Whatever the final outcome, the Glaxo case will likely be waved around by tax lawyers working for multinationals in future fights with the Canada Revenue Agency, as many saw the original 2008 Tax Court decision as heavy-handed.
"This will be definitely relevant to a large number of transfer pricing cases," said Alan Kenigsberg of Stikeman Elliott LLP's Toronto office, who advises corporate clients on transfer pricing and other tax issues, including those facing audits from the Canada Revenue Agency.
"Any case where the Canada Revenue Agency has cherry-picked a specific issue, any time they don't look at the big picture and they are picking on a specific single entry, that's times when you can throw this out there," Mr. Kenigsberg said. "I have at least one or two situations where this case will be incredibly useful."
But Ms. Kennedy stresses that the ruling by no means opens a loophole in Canada's transfer-pricing rules.
"Are there opportunities for planning and transfer pricing and will companies take advantage of them? Absolutely. They are entitled to do so," she said. "But it's not like this decision has driven a truck through transfer-pricing regulations. Far from it."

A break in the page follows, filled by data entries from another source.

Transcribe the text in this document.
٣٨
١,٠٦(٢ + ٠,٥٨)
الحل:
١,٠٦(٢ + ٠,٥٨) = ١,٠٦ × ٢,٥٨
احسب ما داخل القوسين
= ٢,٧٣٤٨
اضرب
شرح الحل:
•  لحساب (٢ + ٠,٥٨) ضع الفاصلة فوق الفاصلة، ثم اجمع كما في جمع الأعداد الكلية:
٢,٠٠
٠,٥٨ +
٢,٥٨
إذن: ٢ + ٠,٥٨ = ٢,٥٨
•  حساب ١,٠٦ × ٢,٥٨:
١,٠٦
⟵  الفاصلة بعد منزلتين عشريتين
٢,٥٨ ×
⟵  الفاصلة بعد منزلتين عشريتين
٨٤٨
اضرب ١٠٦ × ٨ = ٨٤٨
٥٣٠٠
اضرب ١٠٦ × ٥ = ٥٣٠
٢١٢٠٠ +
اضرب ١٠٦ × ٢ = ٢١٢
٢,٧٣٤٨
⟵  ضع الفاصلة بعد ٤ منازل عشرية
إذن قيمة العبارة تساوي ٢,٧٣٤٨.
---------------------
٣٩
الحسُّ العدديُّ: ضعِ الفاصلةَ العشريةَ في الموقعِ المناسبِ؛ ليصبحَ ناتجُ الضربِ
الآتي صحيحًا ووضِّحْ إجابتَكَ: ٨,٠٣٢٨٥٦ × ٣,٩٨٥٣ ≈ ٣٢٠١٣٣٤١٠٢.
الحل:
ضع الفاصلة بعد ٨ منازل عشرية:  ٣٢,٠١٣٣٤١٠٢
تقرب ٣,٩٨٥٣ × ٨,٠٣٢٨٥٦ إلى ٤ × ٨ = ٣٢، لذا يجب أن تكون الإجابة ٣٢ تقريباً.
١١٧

She said transfer-pricing disputes will remain on the front burner, partly because the math is getting more complicated. So much of the value of products in the modern economy is based on "intangibles," such as a brand-name or intellectual property, she said. And these are hard things for companies and tax collectors to appraise.
But Canada's declining corporate tax rates, at least relative to the U.S. and some European countries, may put the transfer pricing shoe on the other foot, said lawyer Dale Hill of Gowlings Lafleur Henderson LLP's Ottawa office, who spent 16 years working for the Canadian Revenue Agency negotiating transfer-pricing agreements.
"It won't be so attractive to have more profits in the U.S., as opposed to Canada," Mr. Hill said. "You may see a slight shift, as more companies try to put money in Canada."